川北英隆のブログ

ヒグマの国の王様は失脚するか

カムチャツカの山(ほんの入口の山)を歩いた時、ついでだからとヒグマを見に川下りをした。ガイドはライフル銃を持って万が一の場合に備えた。その銃口が旅行者に向けられるリスクを考えないでもなかったが、そこは理性的なロシア人だからとほぼ安心していた。
そのヒグマの国が銃口をウクライナに向けた。ウクライナは黒海に通じ、ドニエプル川が流れ、土壌も豊かで、地理で習ったように穀倉地帯である。歴史を遡るとウクライナは周辺国によって支配されたり、独立が認められたりとややこしい。その過去の歴史が繰り返されようとしている。
民族という用語は、定義にもよるが、あまり使いたくない。世界を旅行すると人々の顔つきや文化が徐々に変化していく。顔つきや文化で明確に人類を分けることはできない。同じ日本人として括られている中にも、中国系、朝鮮系、南方系、北方系などの差異が認められる。関西人と関東人とには大きな文化的な差異もあり、かつては「関西の独立」が真面目に議論されたこともあった。
今や政治体制、言い換えれば法律の適用範囲で国が分かれると定義した方がいいのではないかと思う(トートロジー的だが)。しかも文化をはじめとして多様性が重要な時代である。この点、「かつての領土だから、自分たちの民族が住んでいるから、当時に戻したい」との政治的願望は、表面的な言い分はともかく、あまりにも乱暴である。
この点、欧米を中心としてヒグマの国に経済的制裁を課したのは当然だろう。さらに欧米の企業も政府の動きに追随し、投資、販売、貿易の停止、撤退に動きつつある。

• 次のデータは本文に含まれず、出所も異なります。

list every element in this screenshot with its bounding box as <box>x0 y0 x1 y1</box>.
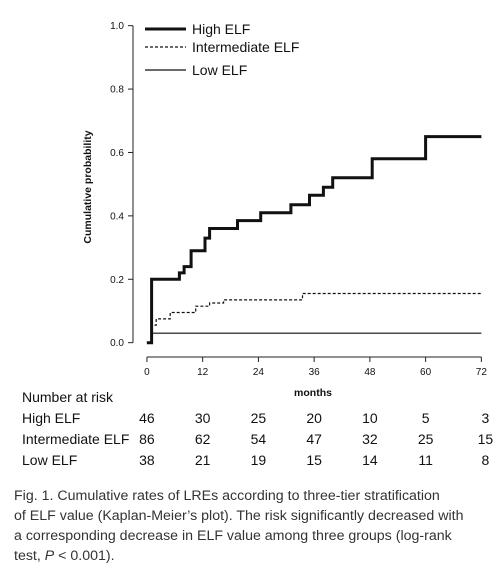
risk-cell: 54 <box>251 431 267 447</box>
risk-row-label: High ELF <box>22 410 80 426</box>
risk-cell: 86 <box>139 431 155 447</box>
y-tick-label: 0.8 <box>110 85 124 96</box>
risk-cell: 15 <box>306 452 322 468</box>
y-tick-label: 0.0 <box>110 338 124 349</box>
caption-p-symbol: P <box>44 548 55 564</box>
series-line-low-elf <box>146 332 482 344</box>
y-axis-title: Cumulative probability <box>82 130 94 243</box>
risk-row-label: Intermediate ELF <box>22 431 129 447</box>
risk-cell: 11 <box>418 452 433 468</box>
risk-cell: 3 <box>481 410 489 426</box>
risk-row-label: Low ELF <box>22 452 77 468</box>
x-tick-label: 0 <box>144 367 150 378</box>
risk-cell: 47 <box>306 431 322 447</box>
chart-legend: High ELF Intermediate ELF Low ELF <box>145 21 299 78</box>
risk-cell: 25 <box>418 431 434 447</box>
legend-label: Intermediate ELF <box>192 39 299 55</box>
y-tick-label: 1.0 <box>110 21 124 32</box>
figure-caption: Fig. 1. Cumulative rates of LREs accordi… <box>14 486 496 566</box>
risk-cell: 25 <box>251 410 267 426</box>
x-tick-label: 36 <box>309 367 321 378</box>
caption-line: test, P < 0.001). <box>14 546 496 566</box>
caption-line: Fig. 1. Cumulative rates of LREs accordi… <box>14 488 440 504</box>
series-line-intermediate-elf <box>146 292 482 344</box>
risk-cell: 15 <box>478 431 494 447</box>
x-tick-label: 12 <box>197 367 209 378</box>
series-line-high-elf <box>146 135 482 345</box>
risk-cell: 38 <box>139 452 155 468</box>
legend-label: High ELF <box>192 21 250 37</box>
caption-text: test, <box>14 548 45 564</box>
caption-text: < 0.001). <box>54 548 115 564</box>
risk-cell: 32 <box>362 431 378 447</box>
caption-line: of ELF value (Kaplan-Meier’s plot). The … <box>14 508 464 524</box>
risk-cell: 10 <box>362 410 378 426</box>
chart-series <box>146 135 482 345</box>
risk-cell: 30 <box>195 410 211 426</box>
risk-cell: 21 <box>195 452 211 468</box>
x-tick-label: 60 <box>420 367 432 378</box>
risk-cell: 8 <box>481 452 489 468</box>
risk-cell: 20 <box>306 410 322 426</box>
chart-axes: 0.0 0.2 0.4 0.6 0.8 1.0 0 12 24 36 48 60 72 <box>110 21 487 378</box>
x-axis-title: months <box>294 387 332 399</box>
x-tick-label: 24 <box>253 367 265 378</box>
risk-cell: 19 <box>251 452 267 468</box>
risk-table-title: Number at risk <box>22 389 114 405</box>
caption-line: a corresponding decrease in ELF value am… <box>14 528 452 544</box>
x-tick-label: 72 <box>476 367 488 378</box>
km-chart: 0.0 0.2 0.4 0.6 0.8 1.0 0 12 24 36 48 60 72 High ELF… <box>22 21 493 468</box>
risk-cell: 62 <box>195 431 211 447</box>
number-at-risk-table: Number at risk High ELF 46 30 25 20 10 5 3 Inter… <box>22 389 493 468</box>
risk-cell: 5 <box>422 410 430 426</box>
y-tick-label: 0.2 <box>110 275 124 286</box>
y-tick-label: 0.4 <box>110 211 124 222</box>
risk-cell: 14 <box>362 452 378 468</box>
y-tick-label: 0.6 <box>110 148 124 159</box>
legend-label: Low ELF <box>192 62 247 78</box>
x-tick-label: 48 <box>364 367 376 378</box>
risk-cell: 46 <box>139 410 155 426</box>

「企業の社会的責任」が重視される昨今、ヒグマの国が銃口をウクライナに向けたことに知らん顔をするのでは、「本当に社会的責任を果たした企業経営なのか」と非難される。
今回の制裁の効果は漢方薬的であり、即効性に欠ける。とはいえ(どこまで本当なのかは不明なものの)、報道ではヒグマの国の市民生活に影響を与え始めている。銀行から現金を引き出す行列、クレジットカードの停止、高級スマホなどの供給停止、物価高騰などに直面すると、国内ニュースに統制がかけられるとしても、国民の誰しもが「何があったの」との疑問を抱くに違いない。
国民の日常生活に与える大きな影響は政治に対する不満となる。その不満が爆発すれば現在の体制は持たない。理性的な政治家なら「今の王様は変だ」と考えるようになり、政治体制の変革を目指すだろう。これがヒグマの国の王様の失脚につながる。ヒグマの国の王様が理性を取り戻したなら、失脚だけは防ごうと禅譲を目指すかもしれない。
上記は理想的な国際情勢の変化であり、実現するかどうかは不確定である。とはいえ可能性は十分にある。そう期待したいものだ。